Mar means sea, where the front door faces. And Lago means lake, for Lake Worth.

“It’s immaculate, it’s beautiful. Every room is is a theatrical experience,” said Rose Guerrero, research director at the Historical Society of Palm Beach County.

The opulence was the brainchild of Majorie Merriweather Post, the cereal heiress who spent four years on construction, importing marble, gold and every intricate detail money could buy.

“She wanted it to be very large. In fact, it was Palm Beach’s most elaborate, and most talked about mansion built in the 1920s, for a reason, because it was Marjorie Merriweather Post, the richest woman in the world at that time,” Guerrero said.

Post loved a good party and opened Mar-A-Lago in the ’50s, fundraising for the International Red Cross and giving outsiders a look at the ornamental plaster.

“People today think it’s gaudy. The architects in the past also, and society in the past, potentially thought it was just as gaudy,” Guerrero said.

Throughout the years, renovations have been freshened but not altered.

Former federal prosecutor Bruce Udolff has overseen hundreds of search warrant executions. He told “NewsNation Prime” on Friday that the vastness of Mar-a-Lago made this task like virtually like no other.

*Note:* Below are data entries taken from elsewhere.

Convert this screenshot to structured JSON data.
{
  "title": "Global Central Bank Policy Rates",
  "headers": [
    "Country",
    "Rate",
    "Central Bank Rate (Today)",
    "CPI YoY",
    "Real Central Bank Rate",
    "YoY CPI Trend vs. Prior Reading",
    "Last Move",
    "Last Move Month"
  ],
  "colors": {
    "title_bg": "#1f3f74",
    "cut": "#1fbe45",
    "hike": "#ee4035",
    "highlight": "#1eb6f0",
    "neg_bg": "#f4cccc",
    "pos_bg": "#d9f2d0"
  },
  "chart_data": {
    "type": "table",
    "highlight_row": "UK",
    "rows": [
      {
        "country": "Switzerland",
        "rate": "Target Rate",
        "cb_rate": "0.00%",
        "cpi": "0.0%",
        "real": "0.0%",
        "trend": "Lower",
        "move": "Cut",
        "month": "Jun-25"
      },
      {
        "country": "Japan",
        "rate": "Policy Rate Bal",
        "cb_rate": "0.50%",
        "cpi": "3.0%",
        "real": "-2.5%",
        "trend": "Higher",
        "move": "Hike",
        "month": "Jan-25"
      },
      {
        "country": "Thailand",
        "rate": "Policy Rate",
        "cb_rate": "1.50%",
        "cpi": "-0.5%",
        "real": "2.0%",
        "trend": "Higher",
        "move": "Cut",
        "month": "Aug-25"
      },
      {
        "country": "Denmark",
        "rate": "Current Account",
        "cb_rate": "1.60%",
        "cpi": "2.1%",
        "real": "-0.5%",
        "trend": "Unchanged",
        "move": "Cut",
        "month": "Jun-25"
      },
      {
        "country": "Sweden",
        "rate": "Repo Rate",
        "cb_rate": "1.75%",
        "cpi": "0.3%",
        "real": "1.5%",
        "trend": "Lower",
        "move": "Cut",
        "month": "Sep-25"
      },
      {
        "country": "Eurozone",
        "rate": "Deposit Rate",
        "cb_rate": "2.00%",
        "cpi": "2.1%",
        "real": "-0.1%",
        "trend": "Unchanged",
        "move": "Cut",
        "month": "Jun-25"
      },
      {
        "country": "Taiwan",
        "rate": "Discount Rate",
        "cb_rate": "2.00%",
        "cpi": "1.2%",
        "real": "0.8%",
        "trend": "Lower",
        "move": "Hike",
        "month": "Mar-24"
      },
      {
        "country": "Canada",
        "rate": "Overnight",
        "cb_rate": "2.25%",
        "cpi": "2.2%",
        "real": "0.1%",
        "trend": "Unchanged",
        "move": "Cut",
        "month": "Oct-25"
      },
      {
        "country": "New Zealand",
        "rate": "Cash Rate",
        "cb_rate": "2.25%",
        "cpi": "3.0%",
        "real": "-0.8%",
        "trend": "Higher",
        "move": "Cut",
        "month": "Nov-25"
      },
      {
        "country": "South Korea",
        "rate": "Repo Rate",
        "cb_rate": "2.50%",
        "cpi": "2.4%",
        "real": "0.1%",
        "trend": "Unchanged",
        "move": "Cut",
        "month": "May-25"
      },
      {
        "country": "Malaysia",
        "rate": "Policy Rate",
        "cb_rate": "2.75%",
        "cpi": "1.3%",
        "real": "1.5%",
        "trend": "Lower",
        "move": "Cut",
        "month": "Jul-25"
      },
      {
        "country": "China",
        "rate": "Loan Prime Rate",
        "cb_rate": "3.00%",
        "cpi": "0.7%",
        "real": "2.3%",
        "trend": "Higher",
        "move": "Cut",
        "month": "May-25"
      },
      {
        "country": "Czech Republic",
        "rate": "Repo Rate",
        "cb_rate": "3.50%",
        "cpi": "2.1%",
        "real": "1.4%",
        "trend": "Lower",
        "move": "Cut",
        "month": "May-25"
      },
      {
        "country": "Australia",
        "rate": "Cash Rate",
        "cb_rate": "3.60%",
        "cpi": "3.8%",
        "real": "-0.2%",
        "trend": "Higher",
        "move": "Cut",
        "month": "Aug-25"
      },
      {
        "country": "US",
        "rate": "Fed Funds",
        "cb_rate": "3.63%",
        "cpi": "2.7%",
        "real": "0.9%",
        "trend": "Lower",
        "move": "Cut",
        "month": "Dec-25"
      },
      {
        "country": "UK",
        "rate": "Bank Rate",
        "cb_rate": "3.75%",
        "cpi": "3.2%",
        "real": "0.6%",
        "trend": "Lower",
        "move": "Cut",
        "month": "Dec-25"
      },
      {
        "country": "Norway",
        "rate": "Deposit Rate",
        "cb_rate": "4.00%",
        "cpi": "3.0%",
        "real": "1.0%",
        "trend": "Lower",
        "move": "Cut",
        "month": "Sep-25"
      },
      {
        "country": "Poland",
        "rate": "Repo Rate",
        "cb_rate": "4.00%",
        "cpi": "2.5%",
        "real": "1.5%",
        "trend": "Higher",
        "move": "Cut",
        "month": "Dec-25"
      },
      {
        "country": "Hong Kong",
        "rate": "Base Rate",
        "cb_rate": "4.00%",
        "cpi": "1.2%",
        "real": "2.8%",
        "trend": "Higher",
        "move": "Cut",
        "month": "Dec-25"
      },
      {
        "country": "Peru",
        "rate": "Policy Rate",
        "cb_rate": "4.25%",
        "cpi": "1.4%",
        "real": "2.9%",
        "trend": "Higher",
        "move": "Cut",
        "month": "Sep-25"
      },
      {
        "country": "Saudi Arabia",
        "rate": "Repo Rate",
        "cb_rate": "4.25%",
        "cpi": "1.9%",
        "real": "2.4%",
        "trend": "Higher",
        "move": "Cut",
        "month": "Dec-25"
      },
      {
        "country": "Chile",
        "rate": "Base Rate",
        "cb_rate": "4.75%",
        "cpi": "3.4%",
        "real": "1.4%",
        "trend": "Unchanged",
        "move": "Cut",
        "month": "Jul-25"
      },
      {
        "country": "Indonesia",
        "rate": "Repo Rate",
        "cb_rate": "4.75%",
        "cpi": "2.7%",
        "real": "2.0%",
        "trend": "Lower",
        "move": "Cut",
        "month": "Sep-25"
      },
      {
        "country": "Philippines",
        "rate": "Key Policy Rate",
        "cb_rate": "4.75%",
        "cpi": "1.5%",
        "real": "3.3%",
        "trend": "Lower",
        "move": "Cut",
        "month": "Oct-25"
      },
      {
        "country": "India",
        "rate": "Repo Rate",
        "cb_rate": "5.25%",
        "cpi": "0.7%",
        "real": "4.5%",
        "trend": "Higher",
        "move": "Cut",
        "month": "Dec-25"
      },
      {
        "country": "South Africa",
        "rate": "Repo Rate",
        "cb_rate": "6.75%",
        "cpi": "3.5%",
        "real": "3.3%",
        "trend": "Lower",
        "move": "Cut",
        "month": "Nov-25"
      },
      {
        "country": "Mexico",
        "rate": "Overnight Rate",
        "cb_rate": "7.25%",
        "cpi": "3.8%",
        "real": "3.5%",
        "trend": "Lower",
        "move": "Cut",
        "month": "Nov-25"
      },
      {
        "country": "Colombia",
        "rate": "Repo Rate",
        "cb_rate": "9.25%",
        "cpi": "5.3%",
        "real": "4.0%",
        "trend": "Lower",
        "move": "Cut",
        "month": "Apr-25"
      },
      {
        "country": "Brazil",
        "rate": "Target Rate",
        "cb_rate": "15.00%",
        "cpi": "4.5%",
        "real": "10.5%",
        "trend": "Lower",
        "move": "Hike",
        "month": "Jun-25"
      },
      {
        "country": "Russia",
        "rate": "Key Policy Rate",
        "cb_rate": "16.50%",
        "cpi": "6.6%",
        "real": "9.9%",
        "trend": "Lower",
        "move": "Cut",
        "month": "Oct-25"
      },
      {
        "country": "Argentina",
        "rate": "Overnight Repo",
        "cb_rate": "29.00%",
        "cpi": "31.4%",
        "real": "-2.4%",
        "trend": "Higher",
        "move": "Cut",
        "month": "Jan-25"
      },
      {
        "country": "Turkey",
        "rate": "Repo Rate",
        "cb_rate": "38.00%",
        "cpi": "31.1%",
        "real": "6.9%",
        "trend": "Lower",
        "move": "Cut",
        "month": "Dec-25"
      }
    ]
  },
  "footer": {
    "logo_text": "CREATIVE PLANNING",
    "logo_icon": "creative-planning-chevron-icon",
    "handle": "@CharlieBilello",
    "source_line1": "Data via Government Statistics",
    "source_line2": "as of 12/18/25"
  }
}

“That’s a huge area to have to search. I mean, theoretically, it could be hidden anywhere, on that particular real estate. And they only searched, I think, for four to six hours. So that tells me that they knew what they were looking for. And they had a good idea of where it was,” Udolf said.

NewsNation has also learned that Post left the home to the U.S. government in her will. She wanted it to be a winter White House.

However, it was way too costly, so the government gave it back to the estate. After two sales fell through, Trump bought it for $12 million.